Based on LifeWay’s findings, the majority of American adults believe it is not acceptable for pastors to publicly endorse a political candidate during a church service. Sixty-one percent said they disagree that it is appropriate for pastors to do so, and 47 percent said that they strongly disagree with such an endorsement. “Americans prefer for churches to remain religious sanctuaries rather than political rallies,” said Scott McConnell.
However, even though the number of Americans who oppose pastors making a political endorsement in church is a majority, that majority has been decreasing over the past several years. In 2008, LifeWay found this number to be 86 percent; in 2015, it fell to 79 percent.
But what about outside of a church service? Is it appropriate for pastors to publicly endorse a political candidate when the pastors are not acting in an official capacity? Only 39 percent of Americans said that an endorsement in this context would be inappropriate. Forty-three percent had no problem with it, and 19 percent were not sure.

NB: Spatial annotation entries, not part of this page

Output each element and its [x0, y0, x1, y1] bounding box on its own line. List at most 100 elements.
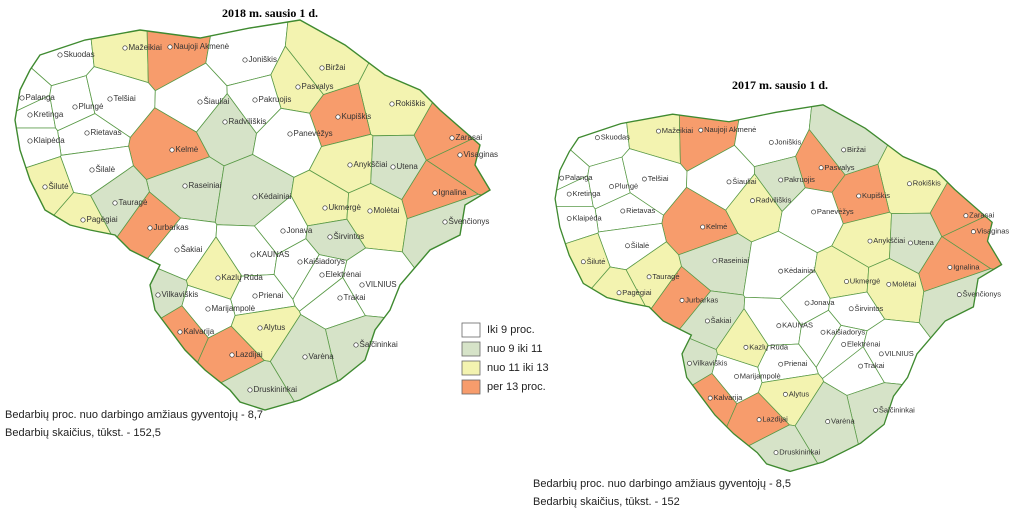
place-marker — [886, 281, 892, 287]
place-marker — [80, 217, 86, 223]
place-label: Rietavas — [626, 206, 655, 215]
place-marker — [642, 176, 647, 182]
place-marker — [457, 152, 463, 158]
place-label: Alytus — [264, 323, 286, 332]
place-marker — [257, 325, 263, 331]
place-marker — [907, 181, 912, 187]
legend-swatch — [461, 379, 481, 395]
place-marker — [112, 200, 118, 206]
place-marker — [620, 208, 626, 214]
place-marker — [19, 95, 25, 101]
place-marker — [197, 99, 203, 105]
place-label: Kaišiadorys — [826, 327, 865, 336]
place-marker — [250, 252, 256, 258]
map-title: 2018 m. sausio 1 d. — [222, 6, 318, 20]
place-label: Palanga — [26, 93, 56, 102]
place-marker — [858, 363, 863, 369]
place-marker — [319, 272, 325, 278]
place-marker — [177, 329, 183, 335]
place-marker — [818, 165, 824, 171]
place-marker — [57, 52, 63, 58]
place-marker — [242, 57, 248, 63]
place-marker — [726, 179, 732, 185]
place-marker — [595, 135, 600, 141]
place-marker — [707, 395, 713, 401]
place-label: Utena — [397, 162, 419, 171]
place-label: Ignalina — [439, 188, 468, 197]
place-label: Ukmergė — [850, 277, 881, 286]
map: Skuodas Mažeikiai Naujoji Akmenė Joniškis Bi… — [14, 19, 498, 411]
place-marker — [389, 101, 395, 107]
place-marker — [155, 292, 161, 298]
place-marker — [297, 259, 303, 265]
place-label: Kalvarija — [713, 393, 743, 402]
place-marker — [107, 96, 113, 102]
place-label: Biržai — [847, 145, 866, 154]
place-label: KAUNAS — [257, 250, 290, 259]
place-label: Pasvalys — [302, 82, 334, 91]
country-border — [554, 104, 1003, 473]
region — [555, 332, 718, 472]
place-label: Šalčininkai — [360, 340, 398, 349]
place-label: Kelmė — [176, 145, 199, 154]
place-label: Šilalė — [631, 241, 649, 250]
place-marker — [750, 198, 755, 204]
place-label: Skuodas — [64, 50, 95, 59]
place-label: Jurbarkas — [685, 295, 718, 304]
place-label: Varėna — [831, 417, 855, 426]
place-marker — [174, 247, 180, 253]
place-label: Trakai — [344, 293, 366, 302]
place-label: Pasvalys — [824, 163, 854, 172]
place-marker — [841, 147, 847, 153]
place-label: Trakai — [864, 361, 885, 370]
place-marker — [700, 224, 706, 230]
place-label: Zarasai — [456, 133, 483, 142]
place-label: Plungė — [615, 182, 638, 191]
place-label: Pakruojis — [784, 175, 815, 184]
place-marker — [778, 268, 784, 274]
place-label: Marijampolė — [212, 304, 256, 313]
place-marker — [825, 419, 831, 424]
place-marker — [873, 407, 879, 413]
place-label: Zarasai — [969, 211, 994, 220]
place-label: Kazlų Rūda — [749, 342, 789, 351]
place-label: Mažeikiai — [129, 43, 163, 52]
place-label: Naujoji Akmenė — [704, 125, 756, 134]
place-label: Širvintos — [854, 304, 883, 313]
place-marker — [971, 229, 976, 235]
place-marker — [390, 164, 396, 170]
place-label: Varėna — [309, 352, 335, 361]
place-label: Lazdijai — [762, 415, 788, 424]
caption: Bedarbių proc. nuo darbingo amžiaus gyve… — [5, 409, 263, 421]
place-label: Mažeikiai — [662, 126, 694, 135]
place-marker — [287, 131, 293, 137]
place-marker — [147, 225, 153, 231]
place-label: Telšiai — [114, 94, 136, 103]
place-marker — [844, 279, 849, 284]
region — [555, 104, 630, 167]
place-label: Šiauliai — [204, 97, 230, 106]
place-label: Kėdainiai — [259, 192, 292, 201]
place-marker — [609, 184, 614, 189]
place-label: VILNIUS — [366, 280, 397, 289]
place-label: Šilutė — [587, 257, 606, 266]
place-marker — [646, 274, 652, 280]
map: Skuodas Mažeikiai Naujoji Akmenė Joniškis Bi… — [554, 104, 1009, 473]
place-marker — [302, 354, 308, 360]
place-marker — [580, 259, 586, 265]
legend-label: per 13 proc. — [487, 381, 546, 393]
place-marker — [252, 194, 258, 200]
place-label: Elektrėnai — [326, 270, 362, 279]
place-label: Lazdijai — [236, 350, 263, 359]
place-label: Kupiškis — [342, 112, 372, 121]
place-marker — [743, 344, 749, 350]
place-marker — [222, 119, 228, 125]
place-label: Šilutė — [49, 182, 70, 191]
place-label: Tauragė — [652, 272, 679, 281]
place-marker — [205, 306, 211, 312]
place-label: Radviliškis — [229, 117, 267, 126]
place-marker — [353, 342, 359, 348]
caption: Bedarbių skaičius, tūkst. - 152,5 — [5, 427, 161, 439]
place-marker — [625, 243, 630, 249]
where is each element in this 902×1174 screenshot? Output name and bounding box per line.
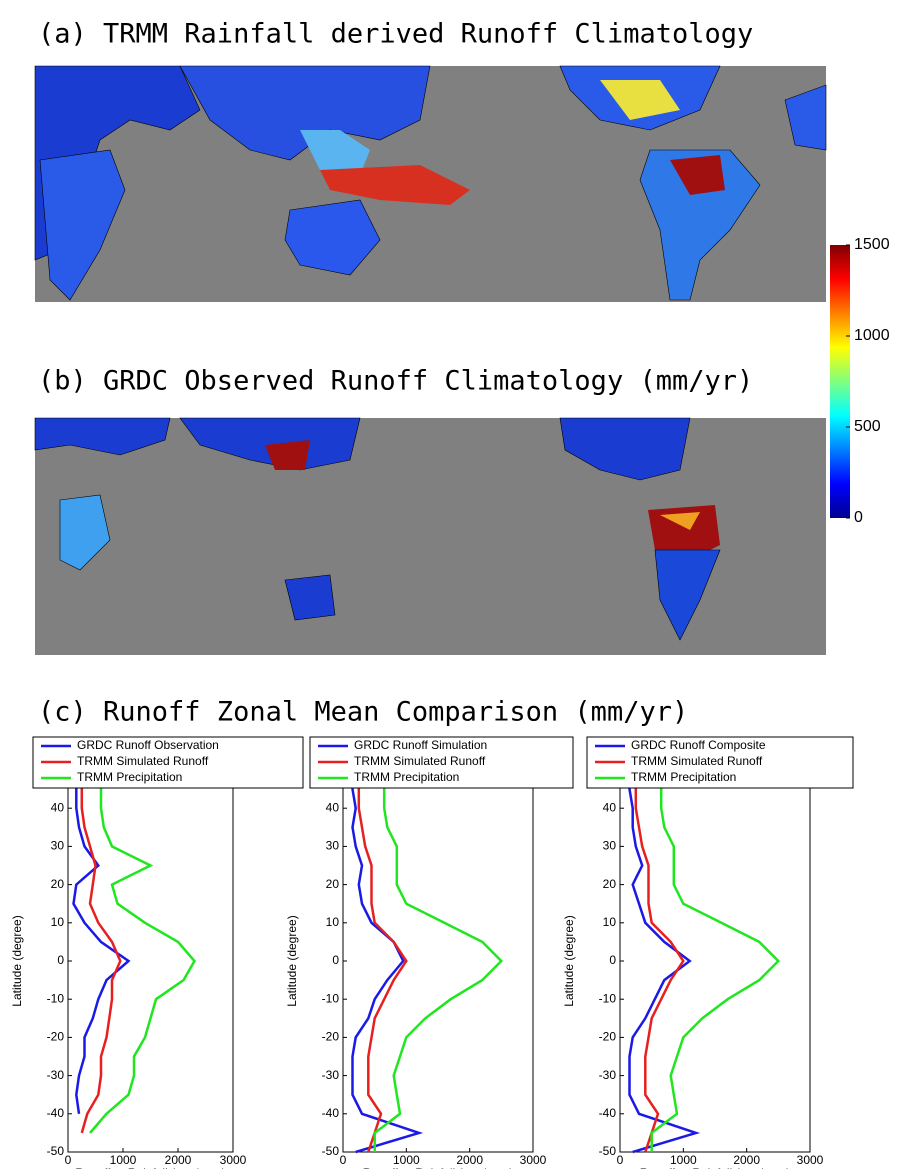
x-tick-label: 1000	[670, 1153, 697, 1167]
y-tick-label: -10	[47, 991, 65, 1005]
y-tick-label: 0	[332, 953, 339, 967]
y-tick-label: -30	[322, 1068, 340, 1082]
legend-label: TRMM Simulated Runoff	[354, 754, 486, 768]
y-tick-label: -40	[322, 1106, 340, 1120]
series-line	[634, 770, 685, 1153]
series-line	[373, 769, 504, 1152]
y-tick-label: -50	[322, 1144, 340, 1158]
y-tick-label: 30	[603, 839, 617, 853]
panel-title: (a) TRMM Rainfall derived Runoff Climato…	[38, 19, 753, 50]
legend-label: TRMM Precipitation	[77, 770, 182, 784]
y-tick-label: 10	[603, 915, 617, 929]
x-tick-label: 0	[617, 1153, 624, 1167]
series-line	[628, 770, 701, 1154]
y-tick-label: 30	[51, 839, 65, 853]
x-tick-label: 0	[340, 1153, 347, 1167]
y-tick-label: -30	[599, 1068, 617, 1082]
y-tick-label: 40	[603, 800, 617, 814]
legend-label: GRDC Runoff Simulation	[354, 738, 487, 752]
x-tick-label: 3000	[220, 1153, 247, 1167]
y-tick-label: 10	[51, 915, 65, 929]
plot-area	[67, 769, 234, 1153]
x-tick-label: 2000	[165, 1153, 192, 1167]
series-line	[72, 770, 131, 1114]
colorbar-ramp	[830, 245, 850, 518]
line-chart: -50-40-30-20-10010203040500100020003000R…	[10, 736, 304, 1174]
y-tick-label: -40	[47, 1106, 65, 1120]
legend: GRDC Runoff Observation TRMM Simulated Ru…	[32, 736, 304, 789]
colorbar-tick-label: 500	[854, 418, 881, 435]
x-tick-label: 2000	[733, 1153, 760, 1167]
legend: GRDC Runoff Simulation TRMM Simulated Run…	[309, 736, 574, 789]
y-tick-label: 20	[326, 877, 340, 891]
y-tick-label: -20	[47, 1030, 65, 1044]
y-tick-label: -30	[47, 1068, 65, 1082]
legend: GRDC Runoff Composite TRMM Simulated Runo…	[586, 736, 854, 789]
colorbar	[830, 245, 850, 518]
y-tick-label: -10	[322, 991, 340, 1005]
legend-box	[32, 736, 304, 789]
y-tick-label: 20	[603, 877, 617, 891]
legend-label: GRDC Runoff Observation	[77, 738, 219, 752]
map-b	[34, 417, 826, 655]
y-tick-label: 0	[57, 953, 64, 967]
legend-box	[586, 736, 854, 789]
y-tick-label: 0	[609, 953, 616, 967]
colorbar-tick-label: 0	[854, 509, 863, 526]
plot-area	[342, 769, 534, 1153]
y-tick-label: -20	[322, 1030, 340, 1044]
x-tick-label: 2000	[456, 1153, 483, 1167]
series-line	[89, 769, 197, 1134]
y-tick-label: -40	[599, 1106, 617, 1120]
y-tick-label: -50	[47, 1144, 65, 1158]
y-tick-label: 40	[51, 800, 65, 814]
y-axis-label: Latitude (degree)	[562, 915, 576, 1006]
map-a	[34, 65, 827, 302]
plot-area	[619, 769, 811, 1153]
y-axis-label: Latitude (degree)	[285, 915, 299, 1006]
legend-label: GRDC Runoff Composite	[631, 738, 766, 752]
y-tick-label: -20	[599, 1030, 617, 1044]
y-tick-label: 30	[326, 839, 340, 853]
line-chart: -50-40-30-20-10010203040500100020003000R…	[562, 736, 854, 1174]
line-chart: -50-40-30-20-10010203040500100020003000R…	[285, 736, 574, 1174]
panel-title: (c) Runoff Zonal Mean Comparison (mm/yr)	[38, 697, 688, 728]
y-axis-label: Latitude (degree)	[10, 915, 24, 1006]
x-tick-label: 1000	[110, 1153, 137, 1167]
colorbar-tick-label: 1500	[854, 236, 890, 253]
x-tick-label: 0	[65, 1153, 72, 1167]
y-tick-label: 10	[326, 915, 340, 929]
panel-title: (b) GRDC Observed Runoff Climatology (mm…	[38, 366, 753, 397]
y-tick-label: -50	[599, 1144, 617, 1158]
y-tick-label: 20	[51, 877, 65, 891]
y-tick-label: 40	[326, 800, 340, 814]
x-tick-label: 3000	[797, 1153, 824, 1167]
y-tick-label: -10	[599, 991, 617, 1005]
series-line	[650, 769, 781, 1152]
colorbar-tick-label: 1000	[854, 327, 890, 344]
legend-box	[309, 736, 574, 789]
legend-label: TRMM Simulated Runoff	[77, 754, 209, 768]
x-tick-label: 1000	[393, 1153, 420, 1167]
legend-label: TRMM Precipitation	[631, 770, 736, 784]
series-line	[80, 769, 122, 1134]
legend-label: TRMM Precipitation	[354, 770, 459, 784]
legend-label: TRMM Simulated Runoff	[631, 754, 763, 768]
x-tick-label: 3000	[520, 1153, 547, 1167]
series-line	[351, 770, 424, 1154]
series-line	[357, 770, 408, 1153]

LifeWay found a connection between people’s religious beliefs and practices and their answer to this question. Evangelical Americans and regular church attenders tended to be more willing to approve of pastors endorsing a candidate when acting outside of their pastoral role. These two groups were also more likely to agree with pastors endorsing a candidate during a church service, as well as to agree with churches using their own funds to support a candidate’s campaign. LifeWay also found that African Americans were more likely than Americans of other ethnicities to agree with churches endorsing a political candidate.
Political affiliation was another factor in how survey respondents answered. Republicans, as well as Americans who plan to vote for Trump, were less likely than their Democratic counterparts to have a problem with a church endorsing a political candidate. They were also less likely to see an issue with a pastor endorsing a candidate outside of the pulpit.
So what are Protestant pastors in the U.S. actually doing? Out of the pastors that LifeWay surveyed, only one percent said they had endorsed a candidate during a church service. Ninety-eight percent said they had not, and LifeWay says these numbers are consistent with research from 2016. Said McConnell, “The candidates endorsed by pastors may be local, state or national. But those who do so in an official church capacity are a rare exception.”
Regarding whether or not they have endorsed a candidate outside of their official role, 32 percent of Protestant pastors said they had. This number is up 10 points from 2016 when only 22 percent said the same. Put another way, in 2016, 77 percent of Protestant pastors said they had not endorsed a candidate in any context, but that number has dropped to 65 percent in 2020.
There was a connection between political affiliation and pastors’ decisions in this area. Pastors who support Trump were more likely to have endorsed a candidate outside of the pulpit. Pastors who support Biden were less likely to have endorsed a candidate, even when not acting in an official capacity, and were more likely than their counterparts to have encouraged their congregants to register to vote.
According to Scott McConnell, “Pastors are more decided on who they are voting for in 2020, so it’s not surprising that more pastors have shared their opinions with others personally…But there is not complete agreement across different groups about what is right.”